О, это у них сегодня основная тема для заботы. Что она, что он – оба хороши, оба сомневаются в способности друг друга добраться до собственного жилища без происшествий.
- Не растаю, - весело отмахнулся Коди и дернул плечом. – Чай, не глиняный голем.
Даен согласилась с этим неоспоримым утверждением, и они спустились с холма, чтобы красиво уйти на закат.
Получилось так, что не столько он ее провожал, сколько она вела его, чтобы показать, где живет. Наверное, со стороны это выглядело довольно смешно – она шествовала чуть впереди, вся такая из себя высокая, как топ-модель, и распрекрасная, играя с ханговерским ножиком (ежеминутно рискуя отрезать себе палец или пригвоздить к земле ногу), а он пытался поспеть за ней сзади, и для этого ему приходилось идти быстро – ноги-то короткие. В конце концов Даен сжалилась над ним и нарочно сбавила скорость.
Они вышли за границу волнующегося травяного океана где-то далеко от ее дома. В поле часто так бывает – свернешь на полшага в сторону, и попадаешь уже совсем не туда, куда шел. Здесь на берегу неприкаянно и невинно лежали огромные бетонные круги, похожие на жернова, каждый в диаметре больше роста Даен, тоже немаленького. Наверное, раньше, когда люди жили не только в мире вообще, но и в Америке в частности, тут были волнорезы или что-то типа того. Рядом из песка выходила толстая труба, полуразрушенная, едва не разваливающаяся, и ее каркас из темных металлических прутьев, кое-где оголенный, походил на рыбьи ребра. В пустом нутре трубы гулко плескалась соленая вода
- Пойдем туда, - предложил Коди и, не дожидаясь ответа, первым полез на трубу. Даен вприпрыжку последовала за ним.
На ощупь металл был горячим и шершавым. Бедный пацан, он ходит в ботинках, в этом атавизме цивилизации, и ничего этого не чувствует.
Она встала на край, посмотрела вниз, в темнеющие морские глубины, и вдруг сказала:
- Я только что видела латимерию.
- Тебе показалось, - успокоил Коди голосом матери, которой ребенок сообщил, что мимо него по тротуару пробежал зеленый хомяк.
- Может быть, - согласилась Даен. – Но эта штука в воде и в самом деле была похожа на латимерию. Возможно, это была тень.
- Все возможно, - согласился мальчик.
- Тебе выгоднее было бы поверить, - заметила Даен. – Это ведь еще одно подтверждение того, что ты говорил мне о внешнем кольце истории. Все возвращается на круги своя.
- Это ты все время твердишь, не я, - спокойно возразил Кот-д’Ивуар. – То, о чем я действительно говорил, не нуждается в подтверждении.
- Может, и так, - согласилась Даен и вдруг вспомнила. – А знаешь, я придумала еще один вопрос.

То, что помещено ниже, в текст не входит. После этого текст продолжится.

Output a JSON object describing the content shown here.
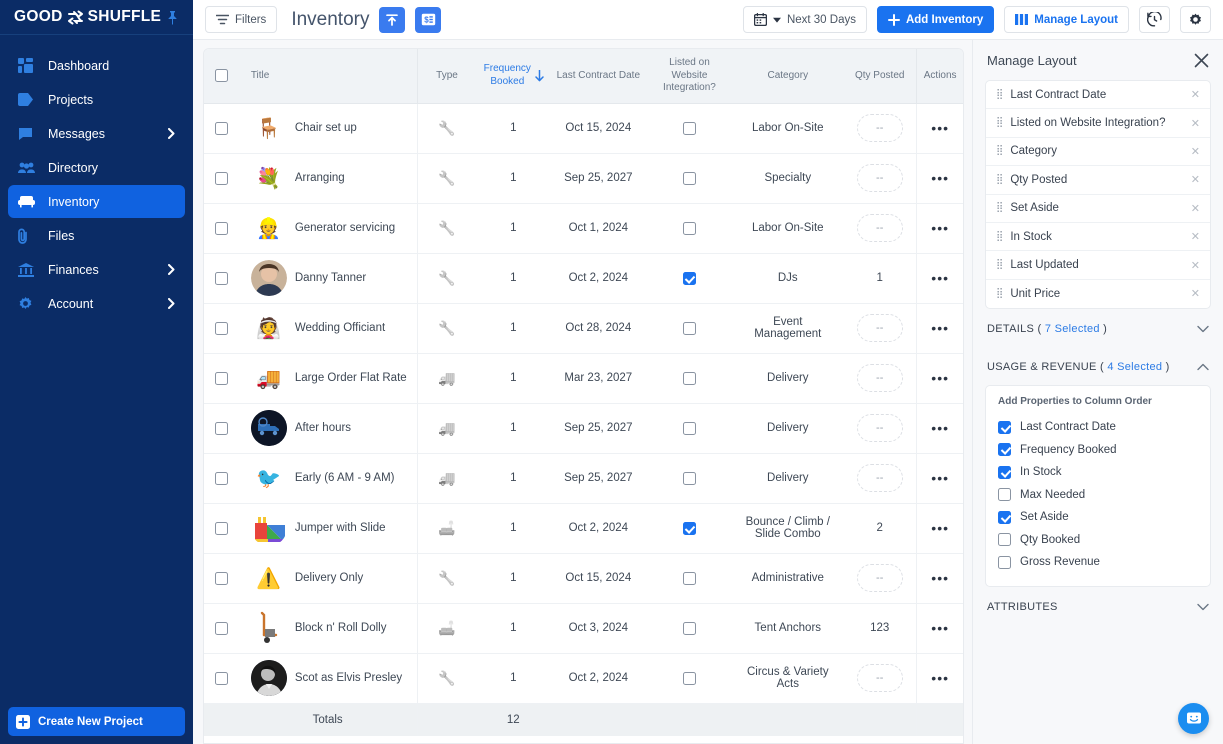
{
  "sidebar": {
    "brand": {
      "word1": "GOOD",
      "word2": "SHUFFLE",
      "pin_icon": "pin-icon"
    },
    "items": [
      {
        "label": "Dashboard",
        "icon": "dashboard-icon",
        "active": false,
        "chevron": false
      },
      {
        "label": "Projects",
        "icon": "tag-icon",
        "active": false,
        "chevron": false
      },
      {
        "label": "Messages",
        "icon": "message-icon",
        "active": false,
        "chevron": true
      },
      {
        "label": "Directory",
        "icon": "people-icon",
        "active": false,
        "chevron": true
      },
      {
        "label": "Inventory",
        "icon": "sofa-icon",
        "active": true,
        "chevron": false
      },
      {
        "label": "Files",
        "icon": "paperclip-icon",
        "active": false,
        "chevron": false
      },
      {
        "label": "Finances",
        "icon": "bank-icon",
        "active": false,
        "chevron": true
      },
      {
        "label": "Account",
        "icon": "gear-icon",
        "active": false,
        "chevron": true
      }
    ],
    "create_button": {
      "label": "Create New Project",
      "icon": "plus-square-icon"
    }
  },
  "topbar": {
    "filters_label": "Filters",
    "filters_icon": "filter-icon",
    "page_title": "Inventory",
    "export_icon": "upload-export-icon",
    "pricing_icon": "price-card-icon",
    "date_range_label": "Next 30 Days",
    "calendar_icon": "calendar-icon",
    "caret_icon": "caret-down-icon",
    "add_inventory_label": "Add Inventory",
    "add_icon": "plus-icon",
    "manage_layout_label": "Manage Layout",
    "manage_layout_icon": "columns-icon",
    "history_icon": "history-clock-icon",
    "settings_icon": "gear-icon"
  },
  "table": {
    "select_all_checked": false,
    "columns": [
      {
        "key": "select",
        "label": ""
      },
      {
        "key": "title",
        "label": "Title"
      },
      {
        "key": "type",
        "label": "Type"
      },
      {
        "key": "frequency_booked",
        "label": "Frequency Booked",
        "sorted": true,
        "sort_dir": "desc"
      },
      {
        "key": "last_contract_date",
        "label": "Last Contract Date"
      },
      {
        "key": "listed_on_website",
        "label": "Listed on Website Integration?"
      },
      {
        "key": "category",
        "label": "Category"
      },
      {
        "key": "qty_posted",
        "label": "Qty Posted"
      },
      {
        "key": "actions",
        "label": "Actions"
      }
    ],
    "rows": [
      {
        "selected": false,
        "thumb": "chair-icon",
        "thumb_style": "plain",
        "title": "Chair set up",
        "type_icon": "wrench-icon",
        "frequency_booked": "1",
        "last_contract_date": "Oct 15, 2024",
        "listed": false,
        "category": "Labor On-Site",
        "qty_posted": "--",
        "qty_empty": true
      },
      {
        "selected": false,
        "thumb": "flower-arranging-icon",
        "thumb_style": "plain",
        "title": "Arranging",
        "type_icon": "wrench-icon",
        "frequency_booked": "1",
        "last_contract_date": "Sep 25, 2027",
        "listed": false,
        "category": "Specialty",
        "qty_posted": "--",
        "qty_empty": true
      },
      {
        "selected": false,
        "thumb": "worker-wrench-icon",
        "thumb_style": "plain",
        "title": "Generator servicing",
        "type_icon": "wrench-icon",
        "frequency_booked": "1",
        "last_contract_date": "Oct 1, 2024",
        "listed": false,
        "category": "Labor On-Site",
        "qty_posted": "--",
        "qty_empty": true
      },
      {
        "selected": false,
        "thumb": "person-photo-icon",
        "thumb_style": "photo",
        "title": "Danny Tanner",
        "type_icon": "wrench-icon",
        "frequency_booked": "1",
        "last_contract_date": "Oct 2, 2024",
        "listed": true,
        "category": "DJs",
        "qty_posted": "1",
        "qty_empty": false
      },
      {
        "selected": false,
        "thumb": "wedding-couple-icon",
        "thumb_style": "plain",
        "title": "Wedding Officiant",
        "type_icon": "wrench-icon",
        "frequency_booked": "1",
        "last_contract_date": "Oct 28, 2024",
        "listed": false,
        "category": "Event Management",
        "qty_posted": "--",
        "qty_empty": true
      },
      {
        "selected": false,
        "thumb": "truck-icon",
        "thumb_style": "plain",
        "title": "Large Order Flat Rate",
        "type_icon": "delivery-truck-icon",
        "frequency_booked": "1",
        "last_contract_date": "Mar 23, 2027",
        "listed": false,
        "category": "Delivery",
        "qty_posted": "--",
        "qty_empty": true
      },
      {
        "selected": false,
        "thumb": "night-truck-icon",
        "thumb_style": "dark",
        "title": "After hours",
        "type_icon": "delivery-truck-icon",
        "frequency_booked": "1",
        "last_contract_date": "Sep 25, 2027",
        "listed": false,
        "category": "Delivery",
        "qty_posted": "--",
        "qty_empty": true
      },
      {
        "selected": false,
        "thumb": "early-bird-icon",
        "thumb_style": "plain",
        "title": "Early (6 AM - 9 AM)",
        "type_icon": "delivery-truck-icon",
        "frequency_booked": "1",
        "last_contract_date": "Sep 25, 2027",
        "listed": false,
        "category": "Delivery",
        "qty_posted": "--",
        "qty_empty": true
      },
      {
        "selected": false,
        "thumb": "bounce-house-icon",
        "thumb_style": "plain",
        "title": "Jumper with Slide",
        "type_icon": "furniture-icon",
        "frequency_booked": "1",
        "last_contract_date": "Oct 2, 2024",
        "listed": true,
        "category": "Bounce / Climb / Slide Combo",
        "qty_posted": "2",
        "qty_empty": false
      },
      {
        "selected": false,
        "thumb": "warning-icon",
        "thumb_style": "plain",
        "title": "Delivery Only",
        "type_icon": "wrench-icon",
        "frequency_booked": "1",
        "last_contract_date": "Oct 15, 2024",
        "listed": false,
        "category": "Administrative",
        "qty_posted": "--",
        "qty_empty": true
      },
      {
        "selected": false,
        "thumb": "hand-truck-icon",
        "thumb_style": "plain",
        "title": "Block n' Roll Dolly",
        "type_icon": "furniture-icon",
        "frequency_booked": "1",
        "last_contract_date": "Oct 3, 2024",
        "listed": false,
        "category": "Tent Anchors",
        "qty_posted": "123",
        "qty_empty": false
      },
      {
        "selected": false,
        "thumb": "elvis-photo-icon",
        "thumb_style": "photo-dark",
        "title": "Scot as Elvis Presley",
        "type_icon": "wrench-icon",
        "frequency_booked": "1",
        "last_contract_date": "Oct 2, 2024",
        "listed": false,
        "category": "Circus & Variety Acts",
        "qty_posted": "--",
        "qty_empty": true
      }
    ],
    "footer": {
      "label": "Totals",
      "frequency_total": "12"
    },
    "row_actions_icon": "more-horizontal-icon"
  },
  "panel": {
    "title": "Manage Layout",
    "close_icon": "close-icon",
    "column_order": [
      {
        "label": "Last Contract Date",
        "grip_icon": "drag-handle-icon",
        "remove_icon": "remove-icon"
      },
      {
        "label": "Listed on Website Integration?",
        "grip_icon": "drag-handle-icon",
        "remove_icon": "remove-icon"
      },
      {
        "label": "Category",
        "grip_icon": "drag-handle-icon",
        "remove_icon": "remove-icon"
      },
      {
        "label": "Qty Posted",
        "grip_icon": "drag-handle-icon",
        "remove_icon": "remove-icon"
      },
      {
        "label": "Set Aside",
        "grip_icon": "drag-handle-icon",
        "remove_icon": "remove-icon"
      },
      {
        "label": "In Stock",
        "grip_icon": "drag-handle-icon",
        "remove_icon": "remove-icon"
      },
      {
        "label": "Last Updated",
        "grip_icon": "drag-handle-icon",
        "remove_icon": "remove-icon"
      },
      {
        "label": "Unit Price",
        "grip_icon": "drag-handle-icon",
        "remove_icon": "remove-icon"
      }
    ],
    "sections": [
      {
        "name": "DETAILS",
        "count": "7 Selected",
        "expanded": false,
        "caret_icon": "chevron-down-icon"
      },
      {
        "name": "USAGE & REVENUE",
        "count": "4 Selected",
        "expanded": true,
        "caret_icon": "chevron-up-icon"
      }
    ],
    "props_title": "Add Properties to Column Order",
    "props": [
      {
        "label": "Last Contract Date",
        "checked": true
      },
      {
        "label": "Frequency Booked",
        "checked": true
      },
      {
        "label": "In Stock",
        "checked": true
      },
      {
        "label": "Max Needed",
        "checked": false
      },
      {
        "label": "Set Aside",
        "checked": true
      },
      {
        "label": "Qty Booked",
        "checked": false
      },
      {
        "label": "Gross Revenue",
        "checked": false
      }
    ],
    "attributes_section": {
      "name": "ATTRIBUTES",
      "caret_icon": "chevron-down-icon"
    }
  },
  "intercom": {
    "icon": "chat-bubble-icon"
  },
  "colors": {
    "sidebar_bg": "#0b2c66",
    "accent_blue": "#1a73f0",
    "nav_active": "#1062e0",
    "link_blue": "#2c7be5",
    "header_bg": "#f0f3f6",
    "page_bg": "#f7f8fa"
  }
}
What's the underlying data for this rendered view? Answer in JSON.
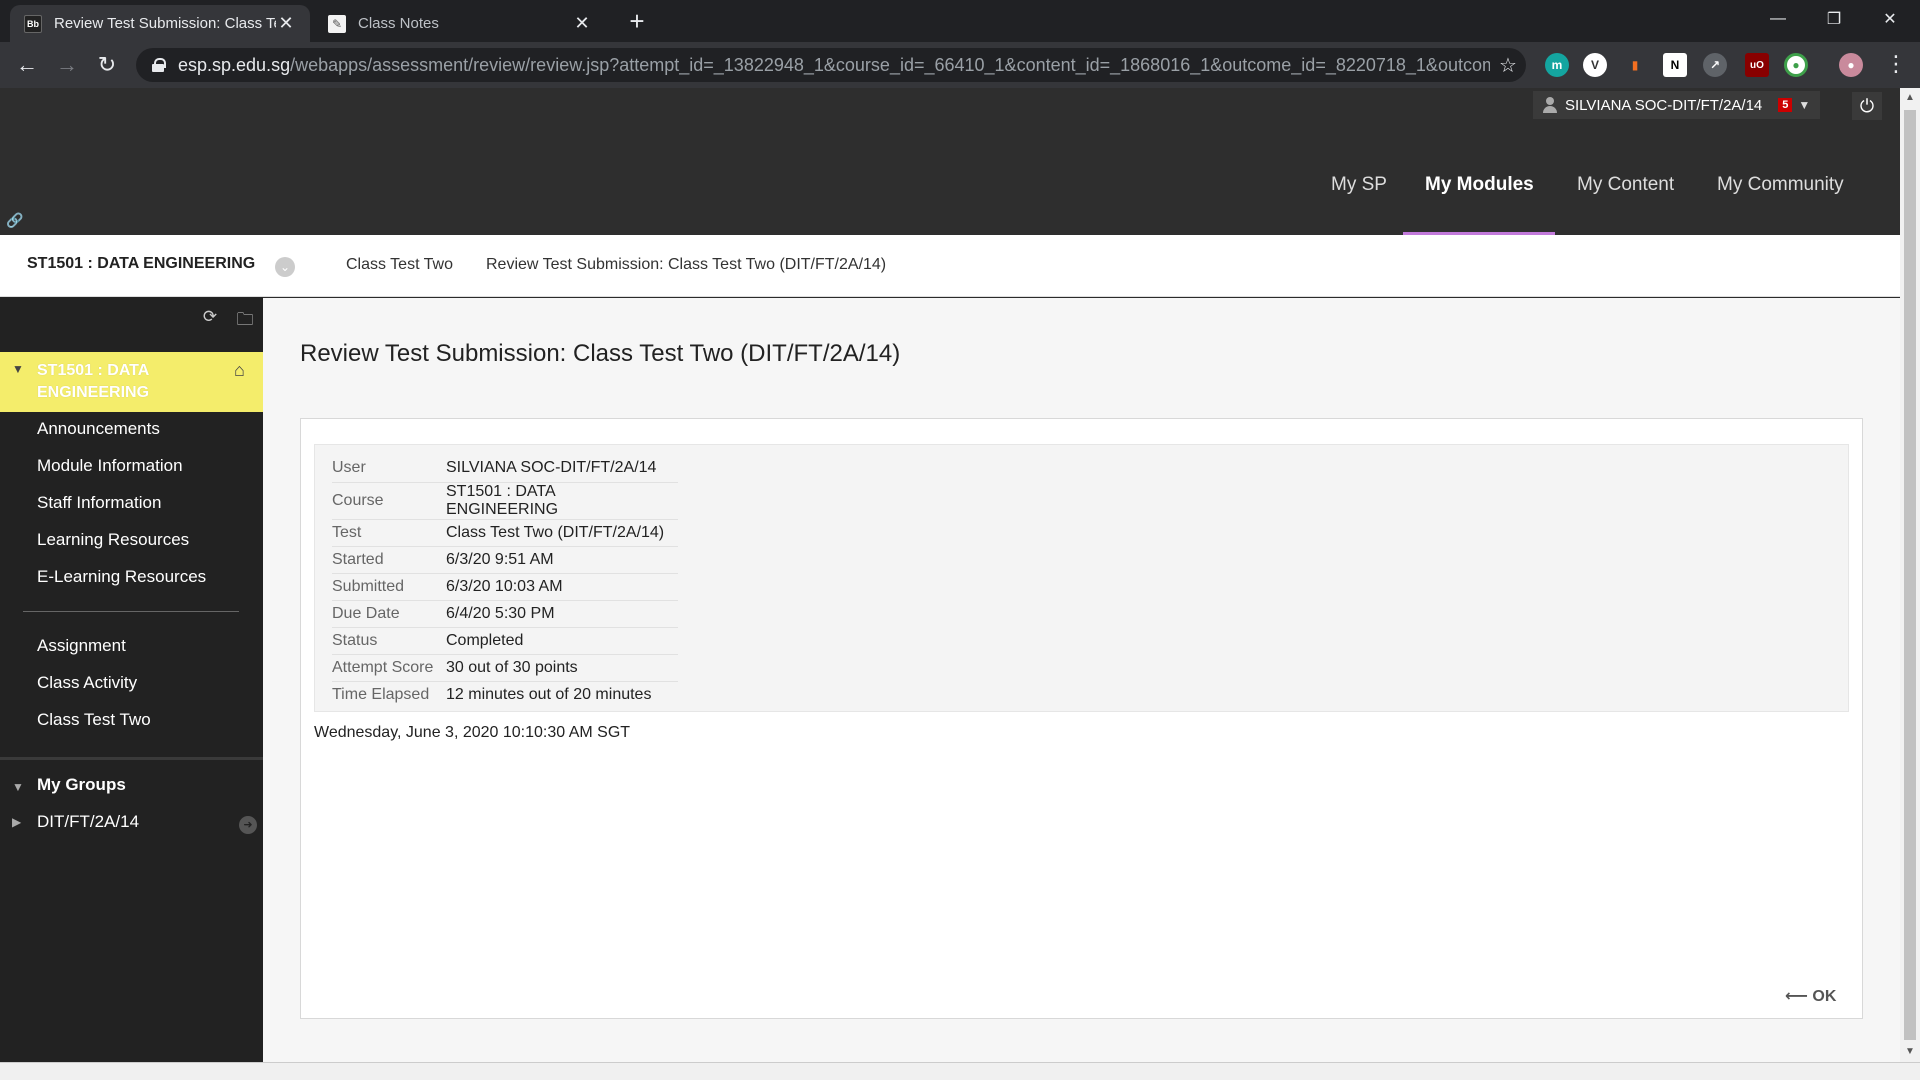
{
  "browser": {
    "tabs": [
      {
        "title": "Review Test Submission: Class Test Two (DIT/FT/2A/14)",
        "favicon": "Bb"
      },
      {
        "title": "Class Notes",
        "favicon": "notes"
      }
    ],
    "url_host": "esp.sp.edu.sg",
    "url_path": "/webapps/assessment/review/review.jsp?attempt_id=_13822948_1&course_id=_66410_1&content_id=_1868016_1&outcome_id=_8220718_1&outcome_d..."
  },
  "header": {
    "user_name": "SILVIANA SOC-DIT/FT/2A/14",
    "notification_count": "5",
    "nav": [
      "My SP",
      "My Modules",
      "My Content",
      "My Community"
    ],
    "active_nav": "My Modules"
  },
  "breadcrumb": {
    "course": "ST1501 : DATA ENGINEERING",
    "items": [
      "Class Test Two",
      "Review Test Submission: Class Test Two (DIT/FT/2A/14)"
    ]
  },
  "course_menu": {
    "course_name": "ST1501 : DATA ENGINEERING",
    "items_top": [
      "Announcements",
      "Module Information",
      "Staff Information",
      "Learning Resources",
      "E-Learning Resources"
    ],
    "items_bottom": [
      "Assignment",
      "Class Activity",
      "Class Test Two"
    ],
    "groups_label": "My Groups",
    "group": "DIT/FT/2A/14"
  },
  "main": {
    "title": "Review Test Submission: Class Test Two (DIT/FT/2A/14)",
    "details": [
      {
        "label": "User",
        "value": "SILVIANA SOC-DIT/FT/2A/14"
      },
      {
        "label": "Course",
        "value": "ST1501 : DATA ENGINEERING"
      },
      {
        "label": "Test",
        "value": "Class Test Two (DIT/FT/2A/14)"
      },
      {
        "label": "Started",
        "value": "6/3/20 9:51 AM"
      },
      {
        "label": "Submitted",
        "value": "6/3/20 10:03 AM"
      },
      {
        "label": "Due Date",
        "value": "6/4/20 5:30 PM"
      },
      {
        "label": "Status",
        "value": "Completed"
      },
      {
        "label": "Attempt Score",
        "value": "30 out of 30 points"
      },
      {
        "label": "Time Elapsed",
        "value": "12 minutes out of 20 minutes"
      }
    ],
    "timestamp": "Wednesday, June 3, 2020 10:10:30 AM SGT",
    "ok_label": "OK"
  },
  "colors": {
    "accent_underline": "#c27adb",
    "course_highlight": "#f4ed6b"
  }
}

- Вопрос? – не понял Коди.
- Ну да. Ты говорил о вопросе с определением границ эпох, их начала и конца. А у меня есть другой вопрос, и, по-моему, он гораздо важнее. Что будет, когда мы дойдем до центра? Для нас это более чем насущно.
Блондин задумался и замолчал. Даен села на трубу и свесила ноги в воду, слегка опасаясь, что ее укусит латимерия.
- Ты знаешь, - сказал он через некоторое время – я думаю, что в центре все начнется заново.
- То есть это не конец света? – спросила Даен.
- Нет. Говорят, за три года до конца света перестанут идти грозы. Пока мы можем жить и ни о чем не беспокоиться.
- А что тогда, если не конец света?
- Я думаю, это… перерождение. Катарсис. Очищение огнем, которому раньше подвергали только ведьм.
Даен помолчала, а потом упрямо повторила:
- Так что же все-таки будет?
- Не конец света, - тоже повторил Коди. – Ты знаешь, мне всегда казалось, что сначала будет медленное угасание. То, что происходит сейчас. Как бы… обнуление всего, что уже было когда-то сделано, зачистка местности, чтобы потом легче было строить на ней что-то другое. Ведь все эти зайцы и деревья, они ведь исчезают не потому, что их истребили или что-то еще, ну, по крайней мере, не все. Они исчезают для того, чтобы не мешали. Чем переделывать старое, всегда легче начать все заново. Чтобы не исправлять всего того, что напортачил.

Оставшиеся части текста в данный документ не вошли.